Re: LANG= for character-mapping
Albert Lunde wrote:
>At 8:09 PM 7/23/96, Hans van Mourik wrote:
>>Hello to you internationalisationisers,
>>I would like to know how the HTML LANG-attribute should be linked
>>up to a particular character-set. In fact what I'm looking for is an
>>HTML-equivalent for the TEI ``writing system declarations''.
>>Are there any thoughts about such a thing?
>It is my impression that the intention of the various HTML and HTTP drafts
>that have addressed this is that "language" and character encoding (a.k.a.
>MIME charset) are, so to speak, "independent variables". In the general
>case, neither determines the other. There are different HTTP headers for
>charset and language.
Exactly. In addition, LANG can be changed inside the document to
make multilingual documents possible. MIME "charset" is the same
for the whole document, without any problems.
>It's been a while since I read the TEI documents.
>Taking a look at them it, appears that the "writing system declaration"
>(1) the language
>(2) the writing system (script, alphabet, syllabary) used to write the langage
>(3) the coded character set, entity names, or transliteration scheme used
>to represent the graphic characters of the writing system.

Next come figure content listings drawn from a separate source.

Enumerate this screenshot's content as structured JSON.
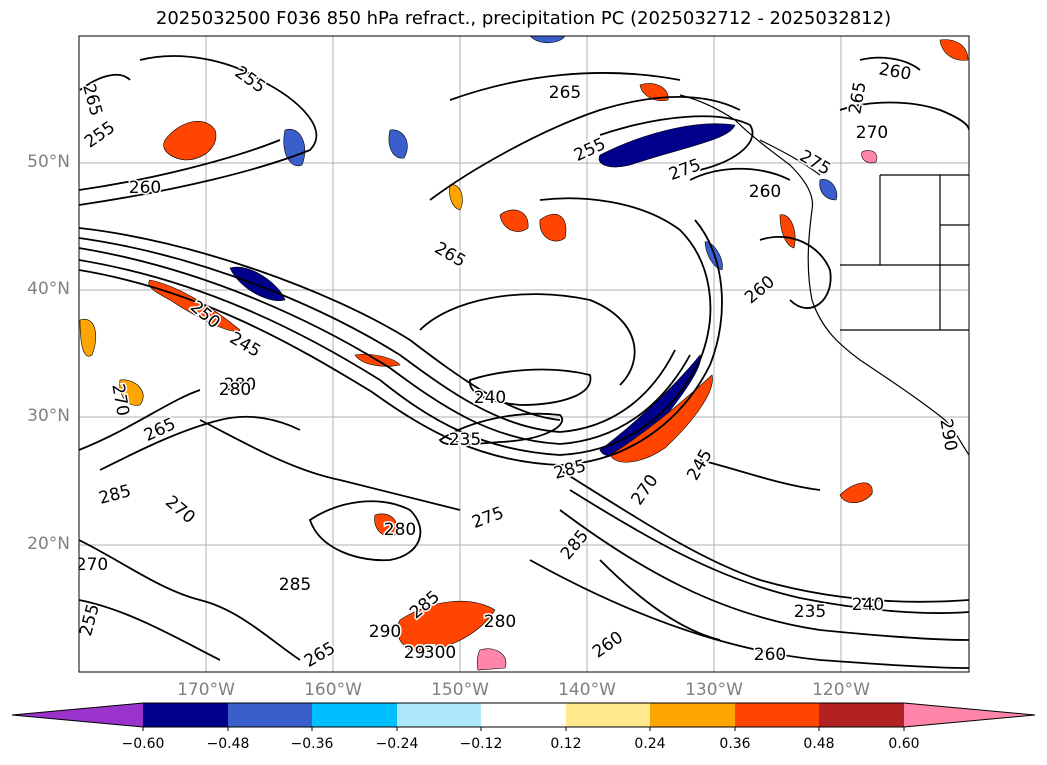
{
  "title": "2025032500 F036 850 hPa refract., precipitation PC (2025032712 - 2025032812)",
  "lat_labels": [
    "50°N",
    "40°N",
    "30°N",
    "20°N"
  ],
  "lon_labels": [
    "170°W",
    "160°W",
    "150°W",
    "140°W",
    "130°W",
    "120°W"
  ],
  "colorbar": {
    "colors": [
      "#9933cc",
      "#00008b",
      "#3a5fcd",
      "#00bfff",
      "#aee6fa",
      "#ffffff",
      "#ffe98c",
      "#ffa500",
      "#ff4500",
      "#b22222",
      "#ff86a8"
    ],
    "tick_labels": [
      "−0.60",
      "−0.48",
      "−0.36",
      "−0.24",
      "−0.12",
      "0.12",
      "0.24",
      "0.36",
      "0.48",
      "0.60"
    ]
  },
  "contour_labels": [
    {
      "text": "265",
      "color": "#000"
    },
    {
      "text": "255",
      "color": "#000"
    },
    {
      "text": "255",
      "color": "#000"
    },
    {
      "text": "260",
      "color": "#000"
    },
    {
      "text": "265",
      "color": "#000"
    },
    {
      "text": "260",
      "color": "#000"
    },
    {
      "text": "255",
      "color": "#000"
    },
    {
      "text": "275",
      "color": "#000"
    },
    {
      "text": "270",
      "color": "#000"
    },
    {
      "text": "275",
      "color": "#000"
    },
    {
      "text": "260",
      "color": "#000"
    },
    {
      "text": "265",
      "color": "#000"
    },
    {
      "text": "265",
      "color": "#000"
    },
    {
      "text": "260",
      "color": "#000"
    },
    {
      "text": "250",
      "color": "#000"
    },
    {
      "text": "245",
      "color": "#000"
    },
    {
      "text": "280",
      "color": "#000"
    },
    {
      "text": "240",
      "color": "#000"
    },
    {
      "text": "235",
      "color": "#000"
    },
    {
      "text": "270",
      "color": "#000"
    },
    {
      "text": "285",
      "color": "#000"
    },
    {
      "text": "285",
      "color": "#000"
    },
    {
      "text": "275",
      "color": "#000"
    },
    {
      "text": "270",
      "color": "#000"
    },
    {
      "text": "245",
      "color": "#000"
    },
    {
      "text": "280",
      "color": "#000"
    },
    {
      "text": "280",
      "color": "#000"
    },
    {
      "text": "285",
      "color": "#000"
    },
    {
      "text": "285",
      "color": "#000"
    },
    {
      "text": "270",
      "color": "#000"
    },
    {
      "text": "235",
      "color": "#000"
    },
    {
      "text": "240",
      "color": "#000"
    },
    {
      "text": "260",
      "color": "#000"
    },
    {
      "text": "280",
      "color": "#000"
    },
    {
      "text": "295",
      "color": "#000"
    },
    {
      "text": "300",
      "color": "#000"
    },
    {
      "text": "260",
      "color": "#000"
    },
    {
      "text": "290",
      "color": "#000"
    },
    {
      "text": "255",
      "color": "#000"
    },
    {
      "text": "265",
      "color": "#000"
    },
    {
      "text": "270",
      "color": "#000"
    },
    {
      "text": "265",
      "color": "#000"
    },
    {
      "text": "285",
      "color": "#000"
    },
    {
      "text": "290",
      "color": "#000"
    }
  ]
}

>There is stuff defined in HTML and HTTP specs that addresses (1) and (3)
>independently, but not much is said about (2) or the combination of the
>Perhaps someone wiser than me about the TEI can say more.

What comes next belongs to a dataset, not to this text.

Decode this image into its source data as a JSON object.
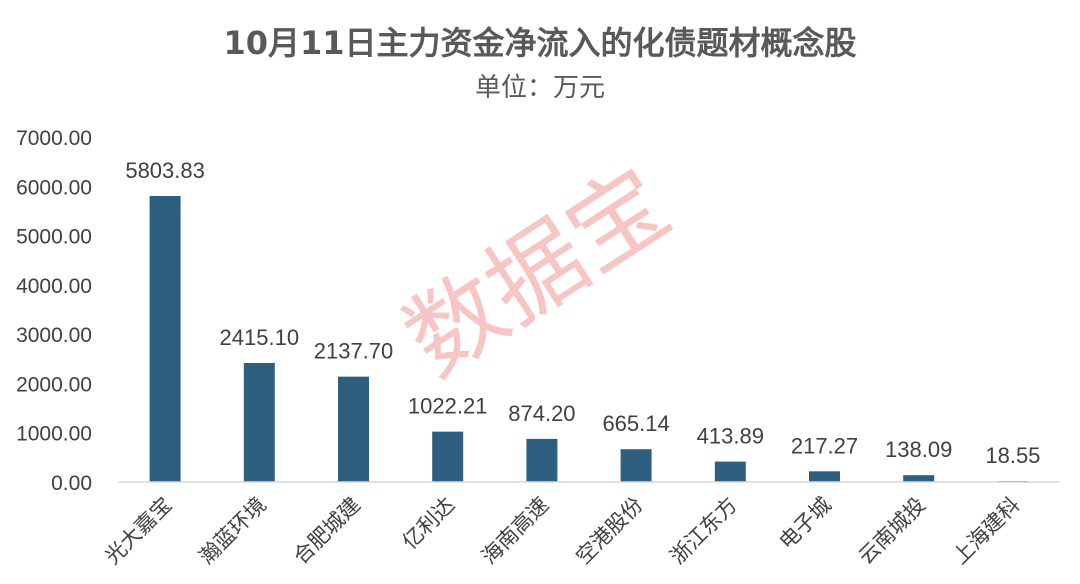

Not that I am wiser about TEI, but I understand now a little bit about
"writing system declaration". (2) is not a problem at all, it is very
evident from the ISO 10646 characters in which scritp they are.
As for (3), TEI has a much different range of applications than HTML.
For example, transliterations may be very important because of
the possibility of including texts that have already been input
with some transliteration method. In the context of the WWW,
transliteration was also discussed, but mainly in the context
of helping a user that knows the language but not the script.
This is largely a client-side issue. As for character encoding
in general, HTML relies on HTTP and MIME in this respect, which
is very reasonable for an internet application, whereas TEI
had to or wanted to define its own stuff.